Spraying the Potatoes was written by Patrick Kavanagh and was voted as one of Ireland’s top 50 favourite poems.
Kavanagh was raised in rural Ireland and knew of the hardship that went with working on farms. He resented the idyllic view that city poets had of rural Ireland.
Spraying the Potatoes
The barrels of blue potato-spray
Stood on a headland in July
Beside an orchard wall where roses
Were young girls hanging from the sky.
The flocks of green potato stalks
Were blossom spread for sudden flight,
The Kerr’s Pinks in frivelled blue,
The Arran Banners wearing white.
And over that potato-field
A lazy veil of woven sun,
Dandelions growing on headlands, showing
Their unloved hearts to everyone.
And I was there with a knapsack sprayer
On the barrel’s edge poised.

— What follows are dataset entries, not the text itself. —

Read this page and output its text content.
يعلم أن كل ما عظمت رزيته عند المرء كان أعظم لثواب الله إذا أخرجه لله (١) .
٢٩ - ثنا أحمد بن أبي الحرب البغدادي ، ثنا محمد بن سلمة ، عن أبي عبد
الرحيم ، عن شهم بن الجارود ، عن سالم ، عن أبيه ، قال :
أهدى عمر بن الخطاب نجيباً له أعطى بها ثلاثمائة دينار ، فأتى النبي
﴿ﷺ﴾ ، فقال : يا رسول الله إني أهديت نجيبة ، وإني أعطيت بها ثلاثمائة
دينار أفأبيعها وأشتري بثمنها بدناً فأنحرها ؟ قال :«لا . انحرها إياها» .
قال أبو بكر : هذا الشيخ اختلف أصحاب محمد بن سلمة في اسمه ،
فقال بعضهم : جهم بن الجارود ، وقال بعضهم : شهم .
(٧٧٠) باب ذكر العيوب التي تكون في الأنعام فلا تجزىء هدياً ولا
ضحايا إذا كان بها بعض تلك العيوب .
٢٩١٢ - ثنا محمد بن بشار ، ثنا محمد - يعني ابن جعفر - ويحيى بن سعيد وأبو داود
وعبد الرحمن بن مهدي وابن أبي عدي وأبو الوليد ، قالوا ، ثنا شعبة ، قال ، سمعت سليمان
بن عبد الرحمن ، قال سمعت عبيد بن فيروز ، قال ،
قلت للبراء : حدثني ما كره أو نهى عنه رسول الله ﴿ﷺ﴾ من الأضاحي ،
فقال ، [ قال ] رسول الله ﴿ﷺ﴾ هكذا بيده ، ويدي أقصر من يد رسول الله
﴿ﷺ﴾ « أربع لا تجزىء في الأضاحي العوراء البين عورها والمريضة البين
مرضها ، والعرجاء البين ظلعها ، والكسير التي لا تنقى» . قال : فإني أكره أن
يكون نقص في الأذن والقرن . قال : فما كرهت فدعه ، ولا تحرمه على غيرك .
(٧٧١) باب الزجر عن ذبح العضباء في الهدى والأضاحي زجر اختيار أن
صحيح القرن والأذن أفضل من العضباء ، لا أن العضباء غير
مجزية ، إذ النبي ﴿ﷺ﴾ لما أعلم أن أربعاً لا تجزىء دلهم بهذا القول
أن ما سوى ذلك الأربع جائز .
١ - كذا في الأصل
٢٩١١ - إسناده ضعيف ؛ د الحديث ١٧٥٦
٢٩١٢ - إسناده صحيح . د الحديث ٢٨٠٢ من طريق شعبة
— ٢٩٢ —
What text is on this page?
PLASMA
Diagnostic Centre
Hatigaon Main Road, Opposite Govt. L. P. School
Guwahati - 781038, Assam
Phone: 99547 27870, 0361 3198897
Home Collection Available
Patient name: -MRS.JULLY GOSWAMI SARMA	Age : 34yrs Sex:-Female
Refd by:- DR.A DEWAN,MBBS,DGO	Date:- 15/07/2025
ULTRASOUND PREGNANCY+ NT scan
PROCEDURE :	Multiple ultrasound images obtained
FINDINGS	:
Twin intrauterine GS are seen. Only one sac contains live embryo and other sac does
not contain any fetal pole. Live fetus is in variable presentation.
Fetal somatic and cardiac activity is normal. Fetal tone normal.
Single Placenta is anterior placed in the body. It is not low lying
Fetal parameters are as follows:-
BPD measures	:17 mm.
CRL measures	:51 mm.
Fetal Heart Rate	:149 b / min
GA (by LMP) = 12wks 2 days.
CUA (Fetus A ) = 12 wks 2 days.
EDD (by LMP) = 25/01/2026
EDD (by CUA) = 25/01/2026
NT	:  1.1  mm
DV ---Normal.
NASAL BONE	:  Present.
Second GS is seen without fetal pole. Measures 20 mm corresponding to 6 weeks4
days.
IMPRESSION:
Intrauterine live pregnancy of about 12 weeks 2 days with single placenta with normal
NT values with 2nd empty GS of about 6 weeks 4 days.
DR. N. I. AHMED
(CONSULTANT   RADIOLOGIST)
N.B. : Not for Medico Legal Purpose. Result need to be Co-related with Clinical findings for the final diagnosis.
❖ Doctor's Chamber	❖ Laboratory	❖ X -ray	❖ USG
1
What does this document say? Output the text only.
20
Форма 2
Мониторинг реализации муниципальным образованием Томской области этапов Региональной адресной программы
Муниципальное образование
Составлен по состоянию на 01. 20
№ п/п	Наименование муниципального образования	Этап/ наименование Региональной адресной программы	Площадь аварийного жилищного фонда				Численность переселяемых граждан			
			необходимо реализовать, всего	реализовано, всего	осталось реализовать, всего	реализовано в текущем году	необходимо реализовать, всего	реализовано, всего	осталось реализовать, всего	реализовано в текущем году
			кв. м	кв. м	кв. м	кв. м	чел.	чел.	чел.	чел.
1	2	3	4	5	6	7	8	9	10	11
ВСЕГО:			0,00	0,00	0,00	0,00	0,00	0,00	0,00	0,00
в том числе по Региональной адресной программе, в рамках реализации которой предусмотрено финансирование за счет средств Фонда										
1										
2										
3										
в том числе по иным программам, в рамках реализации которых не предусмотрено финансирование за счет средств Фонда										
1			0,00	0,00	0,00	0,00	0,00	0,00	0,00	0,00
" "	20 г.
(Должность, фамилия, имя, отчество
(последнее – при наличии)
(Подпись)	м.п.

A wasp was floating
Dead on a sunken briar leaf
Over a copper-poisoned ocean.
The axle-roll of a rut-locked cart
Broke the burnt stick of noon in two.
An old man came through a cornfield
Remembering his youth and some Ruth he knew.
He turned my way. ‘God further the work’.
He echoed an ancient farming prayer.
I thanked him. He eyed the potato drills.
He said: ‘You are bound to have good ones there’.
We talked and our talk was a theme of kings,
A theme for strings. He hunkered down
In the shade of the orchard wall. O roses
The old man dies in the young girl’s frown.
And poet lost to potato-fields,
Remembering the lime and copper smell
Of the spraying barrels he is not lost
Or till blossomed stalks cannot weave a spell.